Terres Vides, Europe du Nord, Terre 33, XIXème siècle.
Ils avaient atteint les terres vides sans que Lake ne s’en aperçoive vraiment. Une fois le lien indéfectible établi leurs poursuivants semblait s’être volatilisés. Le Cristax possédait le pouvoir troublant de les rendre invisible à la technologie humaine.
Les terres vides portaient bien leur nom. Ils arpentaient un chemin de terre au milieu de ce que Lake identifiait comme étant une steppe. Une mer d’herbes hautes à perte de vue ressemblant à des nuages filandreux de crasse verte. Ou était les palais de verre d’Elabora ? Loin, très loin. Alors qu’il observait le dos cahotant de sa Lame, Lake se sentit submergé par un sentiment de vide absolu. A l’image de cette prairie, il se sentait comme une plaie ouverte ballotée par les vents des terres vides.
Parfois, des rocs hirsutes se dressait comme des furoncles agonisants au milieux du paysage. Lake avait pris l’habitude de les caresser d’une main distraite lorsque lui et Charlotte les longeait. Il aimait sentir le contact froid de la roche sur sa main. Cette sensation lui suffisait pour continuer à marcher. Il se rappelait soudain où il était et pourquoi. Il avait fait un choix. Celui de renier un père et un héritage qu’il ne reconnaissait plus pour découvrir qui il était. Il ne voyait qu’une seule solution : avancer encore et toujours.
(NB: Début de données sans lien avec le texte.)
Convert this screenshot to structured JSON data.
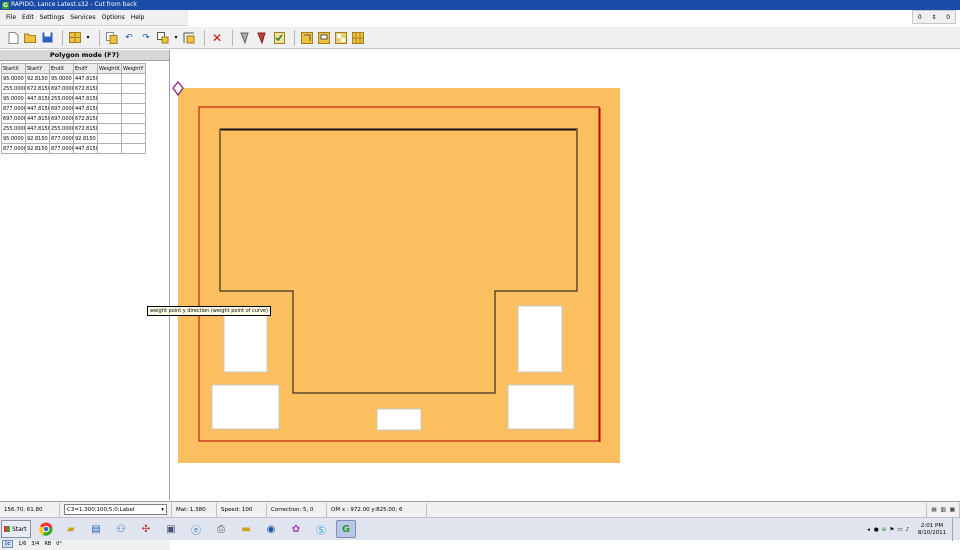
{
  "window": {
    "title": "RAPIDO, Lance Latest.s32 - Cut from back",
    "app_badge": "G"
  },
  "menu": [
    "File",
    "Edit",
    "Settings",
    "Services",
    "Options",
    "Help"
  ],
  "right_controls": {
    "value1": "0",
    "value2": "0"
  },
  "panel": {
    "title": "Polygon mode (F7)",
    "columns": [
      "StartX",
      "StartY",
      "EndX",
      "EndY",
      "WeightX",
      "WeightY"
    ],
    "rows": [
      [
        "95.0000",
        "92.8150",
        "95.0000",
        "447.8150",
        "",
        ""
      ],
      [
        "255.0000",
        "672.8150",
        "697.0000",
        "672.8150",
        "",
        ""
      ],
      [
        "95.0000",
        "447.8150",
        "255.0000",
        "447.8150",
        "",
        ""
      ],
      [
        "877.0000",
        "447.8150",
        "697.0000",
        "447.8150",
        "",
        ""
      ],
      [
        "697.0000",
        "447.8150",
        "697.0000",
        "672.8150",
        "",
        ""
      ],
      [
        "255.0000",
        "447.8150",
        "255.0000",
        "672.8150",
        "",
        ""
      ],
      [
        "95.0000",
        "92.8150",
        "877.0000",
        "92.8150",
        "",
        ""
      ],
      [
        "877.0000",
        "92.8150",
        "877.0000",
        "447.8150",
        "",
        ""
      ]
    ],
    "bottom_options": [
      "1/6",
      "3/4",
      "RB",
      "0°"
    ]
  },
  "tooltip": "weight point y direction (weight point of curve)",
  "status": {
    "coords": "156.70, 61.80",
    "layer": "C3=1.300;100;5;0;Label",
    "mat": "Mat: 1.380",
    "speed": "Speed: 100",
    "correction": "Correction: 5, 0",
    "om": "OM x : 972.00 y:825.00; 6"
  },
  "taskbar": {
    "start": "Start",
    "time": "2:01 PM",
    "date": "8/10/2011"
  },
  "colors": {
    "board": "#fbbf60",
    "cut_line": "#c00000",
    "title_bar": "#1a4ca8"
  }
}
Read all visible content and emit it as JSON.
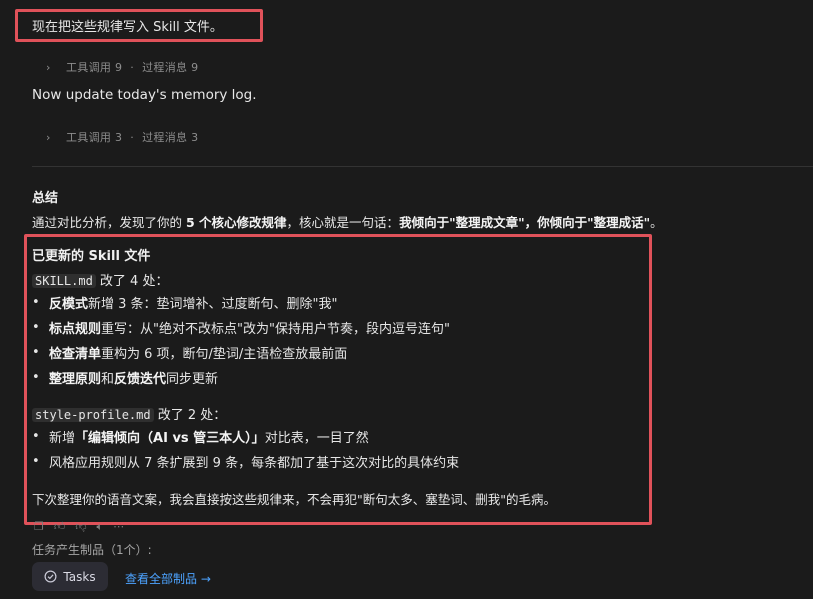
{
  "user_message": "现在把这些规律写入 Skill 文件。",
  "tool_row_1": {
    "tool_calls": "工具调用 9",
    "process_messages": "过程消息 9"
  },
  "assistant_line": "Now update today's memory log.",
  "tool_row_2": {
    "tool_calls": "工具调用 3",
    "process_messages": "过程消息 3"
  },
  "separator_dot": "·",
  "summary": {
    "heading": "总结",
    "intro_a": "通过对比分析，发现了你的 ",
    "intro_b": "5 个核心修改规律",
    "intro_c": "，核心就是一句话：",
    "intro_d": "我倾向于\"整理成文章\"，你倾向于\"整理成话\"",
    "intro_e": "。"
  },
  "updated": {
    "heading": "已更新的 Skill 文件",
    "skill_file": "SKILL.md",
    "skill_changes": " 改了 4 处：",
    "skill_items": [
      {
        "bold": "反模式",
        "text": " 新增 3 条：垫词增补、过度断句、删除\"我\""
      },
      {
        "bold": "标点规则",
        "text": " 重写：从\"绝对不改标点\"改为\"保持用户节奏，段内逗号连句\""
      },
      {
        "bold": "检查清单",
        "text": " 重构为 6 项，断句/垫词/主语检查放最前面"
      },
      {
        "bold": "整理原则",
        "mid": " 和 ",
        "bold2": "反馈迭代",
        "text": " 同步更新"
      }
    ],
    "style_file": "style-profile.md",
    "style_changes": " 改了 2 处：",
    "style_items": [
      {
        "pre": "新增 ",
        "bold": "「编辑倾向（AI vs 管三本人）」",
        "text": " 对比表，一目了然"
      },
      {
        "pre": "风格应用规则从 7 条扩展到 9 条，每条都加了基于这次对比的具体约束"
      }
    ],
    "closing": "下次整理你的语音文案，我会直接按这些规律来，不会再犯\"断句太多、塞垫词、删我\"的毛病。"
  },
  "artifacts_label": "任务产生制品（1个）:",
  "tasks_button": "Tasks",
  "view_all_link": "查看全部制品 →",
  "icons": [
    "copy-icon",
    "thumbs-up-icon",
    "thumbs-down-icon",
    "speaker-icon",
    "more-icon"
  ],
  "accent_link": "#4da3ff",
  "highlight_color": "#e0525a"
}
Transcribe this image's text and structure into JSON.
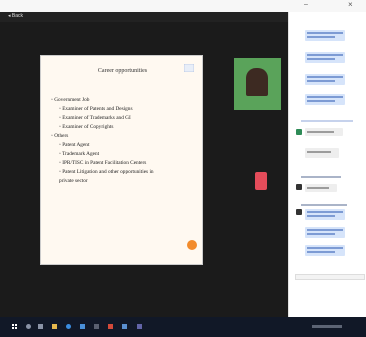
{
  "window": {
    "title": "",
    "min_glyph": "–",
    "close_glyph": "×"
  },
  "meeting": {
    "back_label": "◂  Back"
  },
  "slide": {
    "title": "Career opportunities",
    "bullets": [
      {
        "level": 1,
        "text": "◦ Government Job"
      },
      {
        "level": 2,
        "text": "◦ Examiner of Patents and Designs"
      },
      {
        "level": 2,
        "text": "◦ Examiner of Trademarks and GI"
      },
      {
        "level": 2,
        "text": "◦ Examiner of Copyrights"
      },
      {
        "level": 1,
        "text": "◦ Others"
      },
      {
        "level": 2,
        "text": "◦ Patent Agent"
      },
      {
        "level": 2,
        "text": "◦ Trademark Agent"
      },
      {
        "level": 2,
        "text": "◦ IPR/TISC in Patent Facilitation Centers"
      },
      {
        "level": 2,
        "text": "◦ Patent Litigation and other opportunities in"
      },
      {
        "level": 2,
        "text": "   private sector"
      }
    ]
  },
  "colors": {
    "meeting_bg": "#1b1b1b",
    "chat_bubble": "#d6e4fa",
    "accent_orange": "#f28b2c",
    "taskbar": "#111827"
  }
}
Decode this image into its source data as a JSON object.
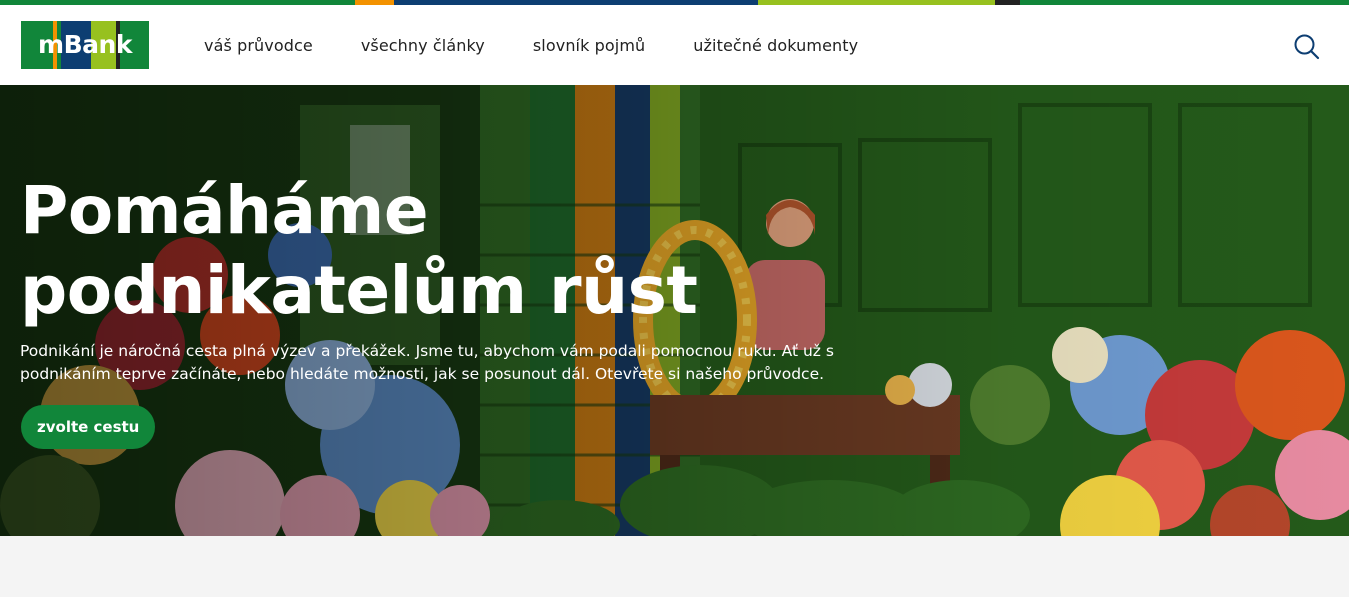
{
  "brand": {
    "logo_text": "mBank",
    "colors": {
      "green": "#11863a",
      "orange": "#f39200",
      "navy": "#0d3e72",
      "lime": "#97c11f",
      "dark": "#222222"
    }
  },
  "nav": {
    "items": [
      {
        "label": "váš průvodce"
      },
      {
        "label": "všechny články"
      },
      {
        "label": "slovník pojmů"
      },
      {
        "label": "užitečné dokumenty"
      }
    ],
    "search_icon": "search-icon"
  },
  "hero": {
    "title": "Pomáháme podnikatelům růst",
    "text": "Podnikání je náročná cesta plná výzev a překážek. Jsme tu, abychom vám podali pomocnou ruku. Ať už s podnikáním teprve začínáte, nebo hledáte možnosti, jak se posunout dál. Otevřete si našeho průvodce.",
    "cta_label": "zvolte cestu"
  }
}
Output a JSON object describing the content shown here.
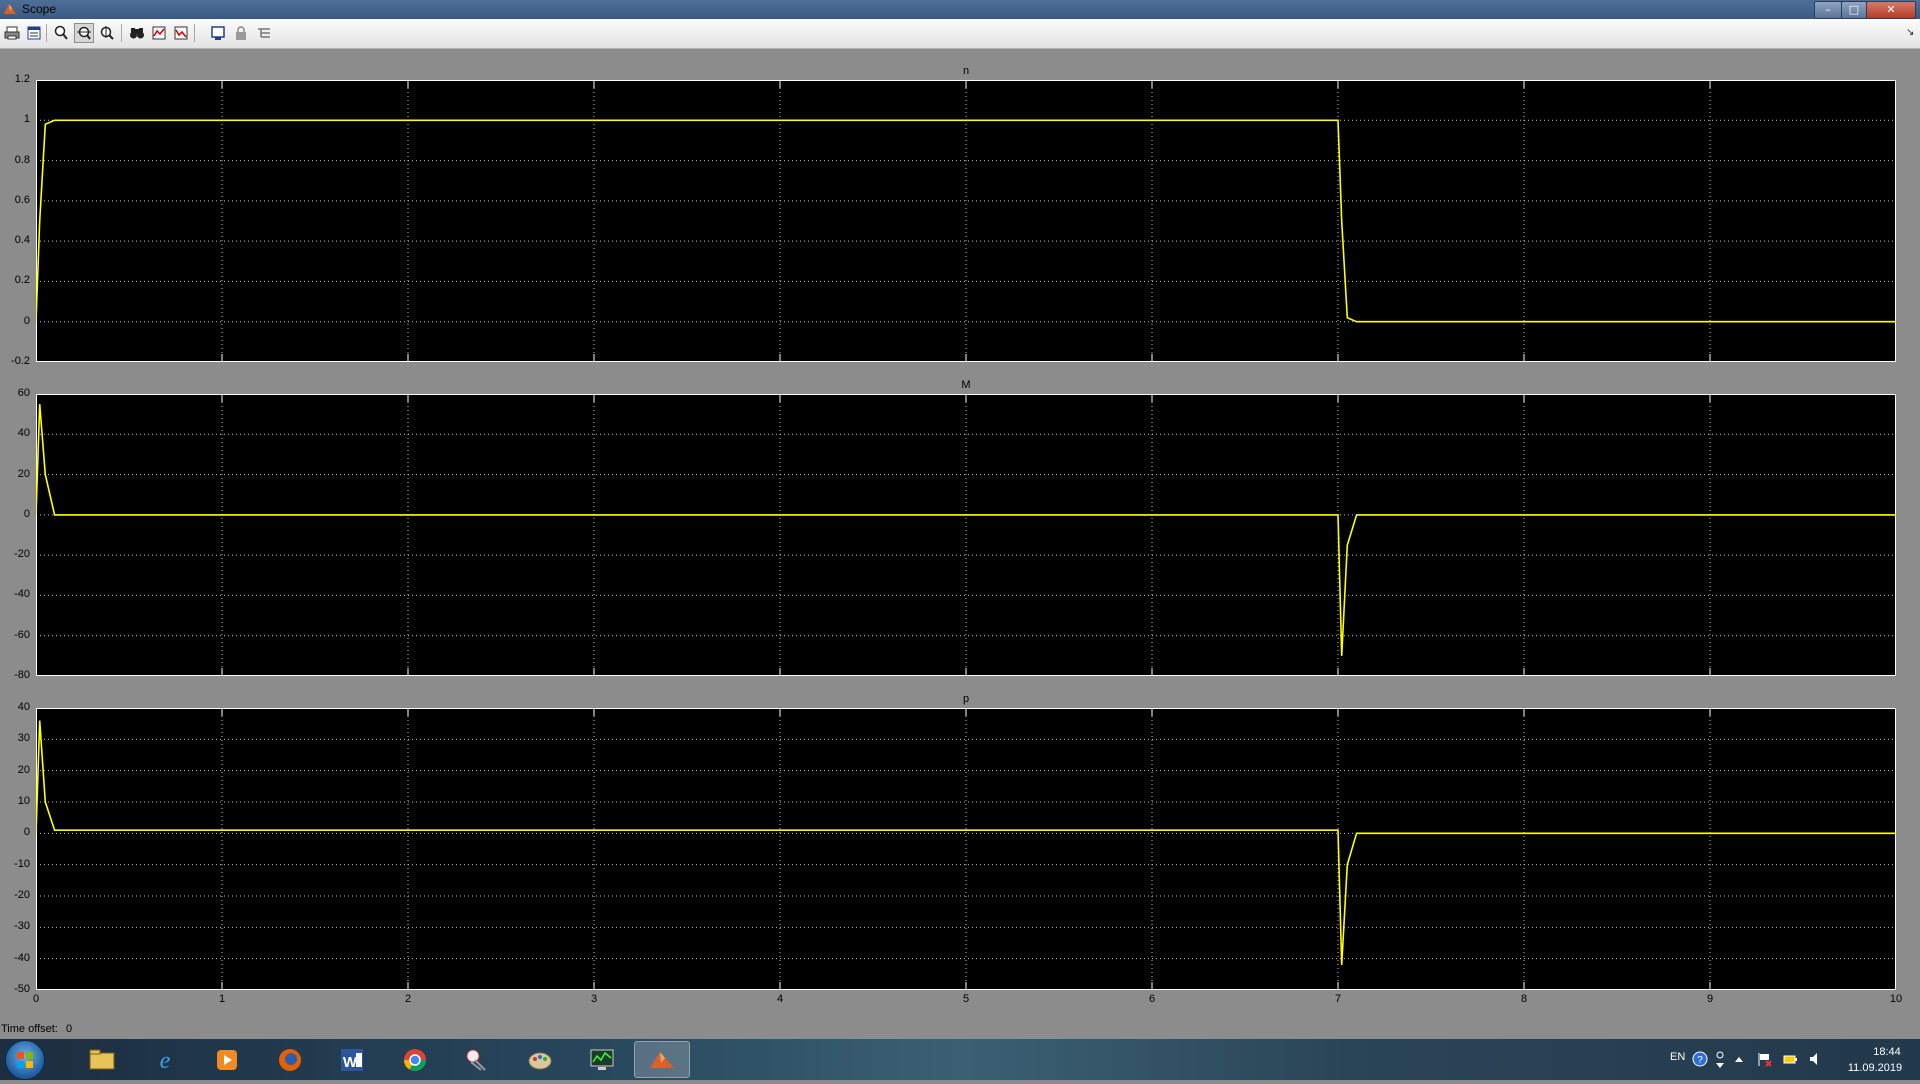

Du reste, il aurait pu plus mal tomber. Sa compère était dotée d’un instinct de survie que l’on ne trouvait plus sur Terre. Enfin sur sa Terre originelle à lui. Il commençait à se douter que sur les autres colonies de nombreux habitants devaient faire preuve des mêmes talents. Ils voyageaient léger. Deux couvertures, quelques biscuits au beurre, une boussole et des outres d’eau. Charlotte utilisait du polyglu pour purifier l’eau lorsqu’ils croisaient un ruisseau et chassait leur nourriture elle-même. Lake avait proposé de faire l’impasse sur la viande pour qu’ils puissent avancer plus vite, ce qu’elle avait immédiatement refusé. Sans protéine – qu’elle salait systématiquement avec un petit sachet qu’elle conservait dans sa poche – elle n’avancerai pas. La jeune fille s’absentait et revenait peu avant l’aube avec des rongeurs et oiseaux endémiques. Lake avait ainsi goûté pour la première fois, de la marmotte, des souris nommées souslik, du lièvre, de l’étourneau et de l’outarde. Comment Charlotte chassait-elle et avec quoi ? Il n’en avait pas la moindre idée. Ils ne possédaient aucune arme.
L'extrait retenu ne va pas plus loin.